Why would I ever make something like this up? The book was in a
dumpster at a Verizon office where I was working under contract to
AT&T about 10 years ago. Can you believe they were throwing something
like this away? I got a nice Cisco router out of the same dumpster.
The Verizon guy was happy to see it go.
It is, indeed, the real deal. Or, someone went to a great deal of
trouble to put together an old-looking book and toss it in the junk
pile. All just to fool the guys on rcm.
>
> Why would I ever make something like this up? The book was in a
> dumpster at a Verizon office where I was working under contract to
> AT&T about 10 years ago. Can you believe they were throwing something
> like this away?
That was how Kevin Mitnick got the goods on AT&T's hardware and software.
They just throw operations stuff in the trash. Well, they used to.
LOL
--
John R. Carroll
I have some of my Dads from the 30's and 40's and 60's.
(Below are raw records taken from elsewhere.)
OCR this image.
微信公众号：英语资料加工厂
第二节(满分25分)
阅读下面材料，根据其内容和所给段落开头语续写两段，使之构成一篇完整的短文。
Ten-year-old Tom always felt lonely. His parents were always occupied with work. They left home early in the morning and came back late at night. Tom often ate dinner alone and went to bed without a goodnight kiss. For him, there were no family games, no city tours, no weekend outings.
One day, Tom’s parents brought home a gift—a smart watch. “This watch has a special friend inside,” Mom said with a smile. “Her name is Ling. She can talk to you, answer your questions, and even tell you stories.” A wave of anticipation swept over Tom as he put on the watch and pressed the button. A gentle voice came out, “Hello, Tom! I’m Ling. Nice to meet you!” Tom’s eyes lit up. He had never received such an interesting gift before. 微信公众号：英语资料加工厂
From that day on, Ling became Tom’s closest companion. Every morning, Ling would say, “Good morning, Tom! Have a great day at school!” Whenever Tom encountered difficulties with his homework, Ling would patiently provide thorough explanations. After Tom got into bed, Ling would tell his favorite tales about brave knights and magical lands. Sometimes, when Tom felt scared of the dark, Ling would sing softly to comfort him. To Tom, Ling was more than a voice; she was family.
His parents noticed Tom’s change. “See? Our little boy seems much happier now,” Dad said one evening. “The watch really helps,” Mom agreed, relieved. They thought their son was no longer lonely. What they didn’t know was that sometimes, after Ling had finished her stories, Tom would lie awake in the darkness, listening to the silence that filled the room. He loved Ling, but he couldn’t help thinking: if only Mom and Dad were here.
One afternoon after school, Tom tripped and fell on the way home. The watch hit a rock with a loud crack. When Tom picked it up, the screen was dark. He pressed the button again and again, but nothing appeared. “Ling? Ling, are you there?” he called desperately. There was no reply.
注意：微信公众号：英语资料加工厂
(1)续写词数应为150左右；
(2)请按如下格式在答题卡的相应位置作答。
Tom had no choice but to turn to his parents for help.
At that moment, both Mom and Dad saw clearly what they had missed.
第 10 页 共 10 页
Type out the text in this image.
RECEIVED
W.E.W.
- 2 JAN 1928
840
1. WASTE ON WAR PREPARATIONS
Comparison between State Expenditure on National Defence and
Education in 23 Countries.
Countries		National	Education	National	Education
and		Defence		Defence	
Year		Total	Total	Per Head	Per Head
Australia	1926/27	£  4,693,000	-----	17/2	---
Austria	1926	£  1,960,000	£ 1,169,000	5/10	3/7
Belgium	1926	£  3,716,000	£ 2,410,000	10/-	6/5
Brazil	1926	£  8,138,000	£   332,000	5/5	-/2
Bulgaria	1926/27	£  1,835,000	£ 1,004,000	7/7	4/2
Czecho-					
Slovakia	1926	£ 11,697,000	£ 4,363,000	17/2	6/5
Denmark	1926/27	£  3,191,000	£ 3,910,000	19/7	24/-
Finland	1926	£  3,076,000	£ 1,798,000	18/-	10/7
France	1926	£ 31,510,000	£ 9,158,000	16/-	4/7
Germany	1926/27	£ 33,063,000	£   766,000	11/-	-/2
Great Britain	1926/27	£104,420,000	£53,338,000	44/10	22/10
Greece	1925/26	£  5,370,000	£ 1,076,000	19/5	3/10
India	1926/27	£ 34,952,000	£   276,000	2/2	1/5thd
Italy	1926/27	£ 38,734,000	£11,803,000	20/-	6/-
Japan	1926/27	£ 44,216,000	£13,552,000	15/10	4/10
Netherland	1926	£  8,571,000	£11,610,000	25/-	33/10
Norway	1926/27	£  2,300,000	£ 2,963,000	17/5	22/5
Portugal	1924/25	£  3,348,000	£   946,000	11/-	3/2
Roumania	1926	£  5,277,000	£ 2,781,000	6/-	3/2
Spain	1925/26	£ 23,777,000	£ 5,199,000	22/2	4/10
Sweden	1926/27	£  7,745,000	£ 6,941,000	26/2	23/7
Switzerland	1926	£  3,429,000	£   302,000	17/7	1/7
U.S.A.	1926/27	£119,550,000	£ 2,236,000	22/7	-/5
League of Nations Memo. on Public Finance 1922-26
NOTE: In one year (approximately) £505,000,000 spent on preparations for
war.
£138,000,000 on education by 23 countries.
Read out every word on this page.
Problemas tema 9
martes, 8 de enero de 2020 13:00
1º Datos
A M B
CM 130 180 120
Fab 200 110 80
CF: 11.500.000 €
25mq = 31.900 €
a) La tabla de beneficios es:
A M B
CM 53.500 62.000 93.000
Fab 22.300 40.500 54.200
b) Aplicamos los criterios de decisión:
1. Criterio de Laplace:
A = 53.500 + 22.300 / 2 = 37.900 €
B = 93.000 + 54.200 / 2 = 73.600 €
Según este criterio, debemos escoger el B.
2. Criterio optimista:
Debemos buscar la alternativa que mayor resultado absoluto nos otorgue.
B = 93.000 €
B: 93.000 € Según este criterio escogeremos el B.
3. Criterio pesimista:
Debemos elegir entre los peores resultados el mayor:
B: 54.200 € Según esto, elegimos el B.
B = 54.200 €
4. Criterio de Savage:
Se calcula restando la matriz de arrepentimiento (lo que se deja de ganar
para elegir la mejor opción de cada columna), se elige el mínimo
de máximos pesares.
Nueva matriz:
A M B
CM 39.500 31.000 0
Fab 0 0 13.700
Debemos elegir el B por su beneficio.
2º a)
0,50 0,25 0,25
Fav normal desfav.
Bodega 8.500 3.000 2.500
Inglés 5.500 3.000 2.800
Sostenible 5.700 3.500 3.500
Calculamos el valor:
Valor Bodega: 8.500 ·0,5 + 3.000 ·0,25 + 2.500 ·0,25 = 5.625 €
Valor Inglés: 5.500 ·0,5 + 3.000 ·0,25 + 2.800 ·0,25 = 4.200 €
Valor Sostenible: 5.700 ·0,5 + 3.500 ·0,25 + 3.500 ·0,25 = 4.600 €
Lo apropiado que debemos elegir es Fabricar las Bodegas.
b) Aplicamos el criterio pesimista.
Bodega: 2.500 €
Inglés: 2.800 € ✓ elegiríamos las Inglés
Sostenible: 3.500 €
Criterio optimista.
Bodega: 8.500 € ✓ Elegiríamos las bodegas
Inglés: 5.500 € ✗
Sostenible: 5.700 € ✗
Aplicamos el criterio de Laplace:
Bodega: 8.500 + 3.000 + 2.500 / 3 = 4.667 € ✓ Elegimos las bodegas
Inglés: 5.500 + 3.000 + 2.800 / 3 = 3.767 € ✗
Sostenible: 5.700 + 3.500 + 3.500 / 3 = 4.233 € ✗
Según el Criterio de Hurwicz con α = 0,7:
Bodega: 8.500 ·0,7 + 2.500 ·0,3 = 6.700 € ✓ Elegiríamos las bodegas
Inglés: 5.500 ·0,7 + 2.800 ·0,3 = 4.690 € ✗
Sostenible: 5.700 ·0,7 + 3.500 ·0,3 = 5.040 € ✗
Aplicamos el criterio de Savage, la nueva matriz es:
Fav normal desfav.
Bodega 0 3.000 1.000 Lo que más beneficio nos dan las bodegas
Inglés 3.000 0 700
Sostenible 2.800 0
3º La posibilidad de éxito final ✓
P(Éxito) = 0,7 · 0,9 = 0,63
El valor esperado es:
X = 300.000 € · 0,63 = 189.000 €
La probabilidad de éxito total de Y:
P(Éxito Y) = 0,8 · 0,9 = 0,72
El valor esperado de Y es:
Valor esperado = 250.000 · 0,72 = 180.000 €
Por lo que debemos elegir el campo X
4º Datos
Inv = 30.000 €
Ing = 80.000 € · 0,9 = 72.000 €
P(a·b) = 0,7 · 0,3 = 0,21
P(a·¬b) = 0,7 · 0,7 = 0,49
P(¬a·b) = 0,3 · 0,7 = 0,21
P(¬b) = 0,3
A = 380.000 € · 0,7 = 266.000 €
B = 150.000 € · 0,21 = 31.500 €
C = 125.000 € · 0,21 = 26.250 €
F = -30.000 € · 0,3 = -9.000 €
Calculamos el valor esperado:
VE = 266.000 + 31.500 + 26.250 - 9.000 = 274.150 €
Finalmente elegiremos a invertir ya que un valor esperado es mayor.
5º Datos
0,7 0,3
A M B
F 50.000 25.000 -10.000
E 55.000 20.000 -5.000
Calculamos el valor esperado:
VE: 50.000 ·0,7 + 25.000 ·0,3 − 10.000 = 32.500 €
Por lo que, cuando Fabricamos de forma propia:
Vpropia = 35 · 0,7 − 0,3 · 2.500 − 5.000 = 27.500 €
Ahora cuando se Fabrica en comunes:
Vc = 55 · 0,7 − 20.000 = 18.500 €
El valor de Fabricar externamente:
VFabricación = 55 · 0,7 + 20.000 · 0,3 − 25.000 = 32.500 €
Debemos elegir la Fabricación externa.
They are good. The real issue is a patent level book should be of high
quality paper since it is first proof...
Martin
Martin
Artemus wrote:
> "Bill Noble" <nob...@nowhere.invalid> wrote in message
> news:hqd740$ho3$1...@news.eternal-september.org...
> My skepticism is regarding whether the OP has an engineering notebook.
> Not whether the contents are authentic or not.
> 1. Engineering notebooks typically have bound pages which are sequentially
> numbered. This is more for legal requirements (ie patents) than for any engineering
> need. Getting these pages into a typewriter would be extremely difficult and
> highly unlikely IMO.
> 2. Engineering notebooks aren't (and probably weren't in 1929) made of
> archival quality (low acid) paper. I have seen old notebooks from the '70's
> that haven't seen the light of day for 30+ years and even they are slightly
> yellowed.
> Art
>
>
http://en.wikipedia.org/wiki/Port_Authority_Trans-Hudson
http://en.wikipedia.org/wiki/File:PATH_junction.jpg
That looks like the surveyors would have had enough distance to get
the beginning of the tunnels tunnels lined up before the stuff on land
got covered. More distance between survey points means more accuracy
but I'm sure there's a calculation to figure out how far apart the
first two points needed to be to give them the precision to meet up
with an acceptable error in the middle of the river.
Karl
*****************
Thanks for confirming my skepticism about it being an engineering notebook.